Non ci furono tsunami.
Nessun meteorite. Nessun Dio.
Ci fu solo silenzio. E sete.
L’acqua finì senza rumore.
Goccia dopo goccia, litro dopo litro, falda dopo falda.
Un processo lento, ma implacabile.
Chi doveva vigilare era distratto. Chi poteva cambiare rotta ha scelto di negare. Il resto dell’umanità ha continuato a lavarsi i SUV.
Quando la notizia fu certa — “Non c’è più acqua disponibile sul pianeta Terra” — era già tardi.

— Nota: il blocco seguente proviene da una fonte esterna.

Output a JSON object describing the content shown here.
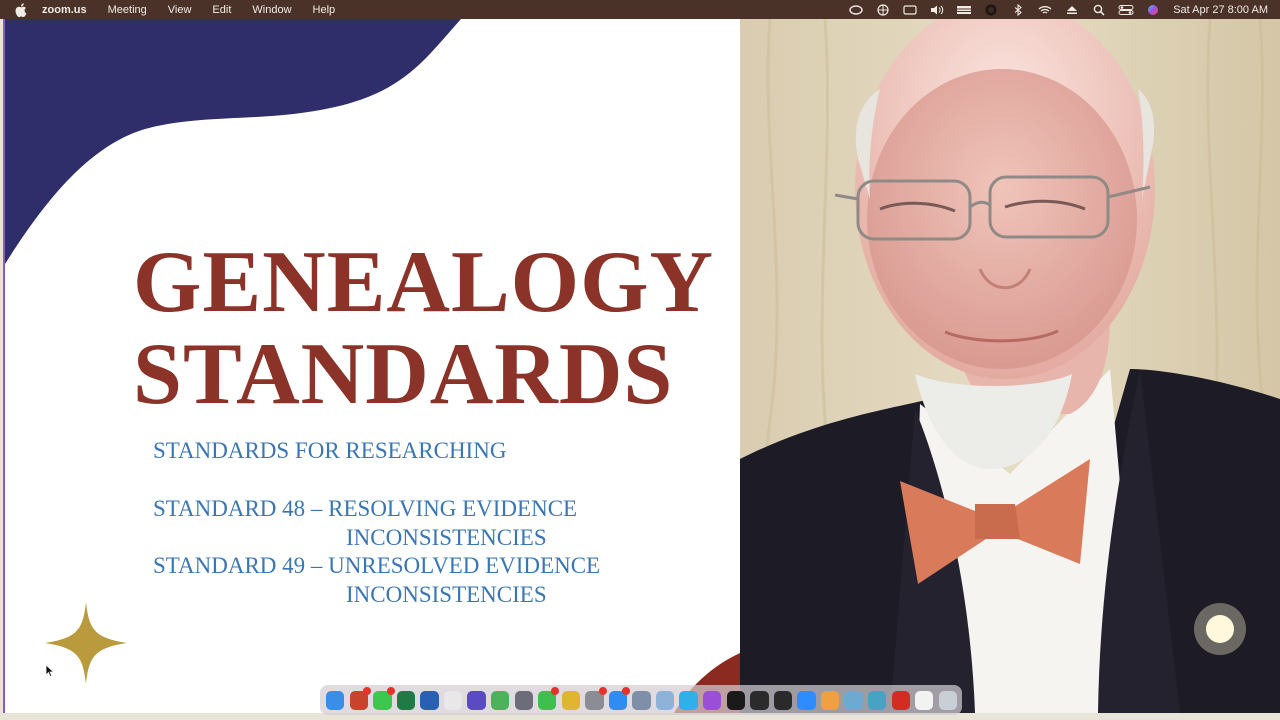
{
  "menubar": {
    "app_name": "zoom.us",
    "items": [
      "Meeting",
      "View",
      "Edit",
      "Window",
      "Help"
    ],
    "clock": "Sat Apr 27  8:00 AM",
    "status_icons": [
      "creative-cloud-icon",
      "keyboard-language-icon",
      "caption-icon",
      "volume-icon",
      "display-icon",
      "record-icon",
      "bluetooth-icon",
      "wifi-icon",
      "eject-icon",
      "search-icon",
      "control-center-icon",
      "siri-icon"
    ]
  },
  "slide": {
    "title_line1": "GENEALOGY",
    "title_line2": "STANDARDS",
    "subtitle": "STANDARDS FOR RESEARCHING",
    "standard48_line1": "STANDARD 48 – RESOLVING EVIDENCE",
    "standard48_line2": "INCONSISTENCIES",
    "standard49_line1": "STANDARD 49 – UNRESOLVED EVIDENCE",
    "standard49_line2": "INCONSISTENCIES",
    "colors": {
      "title": "#8b3328",
      "body": "#3a76b5",
      "wave": "#2f2e6b",
      "accent": "#b99a3c"
    }
  },
  "video": {
    "subject": "presenter-webcam-feed"
  },
  "dock": {
    "icons": [
      {
        "name": "finder-icon",
        "color": "#3b8ee8"
      },
      {
        "name": "powerpoint-icon",
        "color": "#c8432b",
        "badge": true
      },
      {
        "name": "messages-icon",
        "color": "#3ec74f",
        "badge": true
      },
      {
        "name": "excel-icon",
        "color": "#1f7a45"
      },
      {
        "name": "word-icon",
        "color": "#2b5fb3"
      },
      {
        "name": "slack-icon",
        "color": "#e8e8e8"
      },
      {
        "name": "imovie-icon",
        "color": "#5a4bc4"
      },
      {
        "name": "maps-icon",
        "color": "#4db35b"
      },
      {
        "name": "launchpad-icon",
        "color": "#6d6d7a"
      },
      {
        "name": "facetime-icon",
        "color": "#3fbf4d",
        "badge": true
      },
      {
        "name": "chrome-icon",
        "color": "#e0b531"
      },
      {
        "name": "settings-icon",
        "color": "#8c8c94",
        "badge": true
      },
      {
        "name": "app-store-icon",
        "color": "#2f8df2",
        "badge": true
      },
      {
        "name": "preview-icon",
        "color": "#7f8fa8"
      },
      {
        "name": "drive-icon",
        "color": "#8fb2d9"
      },
      {
        "name": "safari-icon",
        "color": "#2fb0e8"
      },
      {
        "name": "podcasts-icon",
        "color": "#9b4fd6"
      },
      {
        "name": "apple-tv-icon",
        "color": "#1a1a1a"
      },
      {
        "name": "obs-icon",
        "color": "#2b2b2b"
      },
      {
        "name": "compass-icon",
        "color": "#2a2a2a"
      },
      {
        "name": "zoom-icon",
        "color": "#2d8cff"
      },
      {
        "name": "photos-icon",
        "color": "#f0a040"
      },
      {
        "name": "camera-icon",
        "color": "#6fa8d0"
      },
      {
        "name": "magnifier-icon",
        "color": "#47a3c4"
      },
      {
        "name": "acrobat-icon",
        "color": "#d42b24"
      },
      {
        "name": "calendar-icon",
        "color": "#f2f2f2"
      },
      {
        "name": "trash-icon",
        "color": "#c9cfd6"
      }
    ]
  }
}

Non si poteva nemmeno piangere: piangere era uno spreco.
Il corpo umano imparò a disidratarsi in silenzio, come un motore spento che ancora vibra, poi cede.
Non ci fu solidarietà. Solo fame e paura.
Le ultime taniche furono difese come tesori.
Le città, già esauste da anni di emergenze finte, caddero per una reale.
Ogni Stato divenne una tribù, ogni tribù una tana.
I bambini non conoscevano più il sapore della pioggia. Le scuole insegnavano a risparmiare la saliva. Gli animali si estinsero in fila, come se avessero capito che non valeva la pena combattere.
Non arrivò nessuna astronave.
Nessun salvatore.
Nessun “piano B”.
Perché non c’era un piano A.
Abbiamo costruito imperi sulle bottiglie di plastica, sulle dighe, sulle multinazionali dell’oro blu.
Abbiamo creduto che la tecnologia potesse ricreare ciò che la natura ci offriva da millenni.
Abbiamo trasformato un bene vitale in merce, una fonte in business.
Siamo morti di sete con le labbra attaccate ai tubi.
Monito OfflineMind
Se stai leggendo queste righe, l’acqua ancora scorre.
Ma scorre dove?
Per chi?
L’acqua non è un privilegio.
Non è un prodotto.
È ciò che siamo.
E senza ciò che siamo, non ci sarà nulla da salvare.
Non affidarti a chi promette soluzioni digitali per problemi biologici.
Non aspettare “un’app che filtra la sete”.
Agisci finché puoi.
Riduci, proteggi, rispetta.
Oppure preparati a raccontare ai tuoi figli com’era il mondo prima della sete.
OfflineMind non cerca like.
Cerca memoria.
Perché solo chi ricorda può scegliere di non ripetere.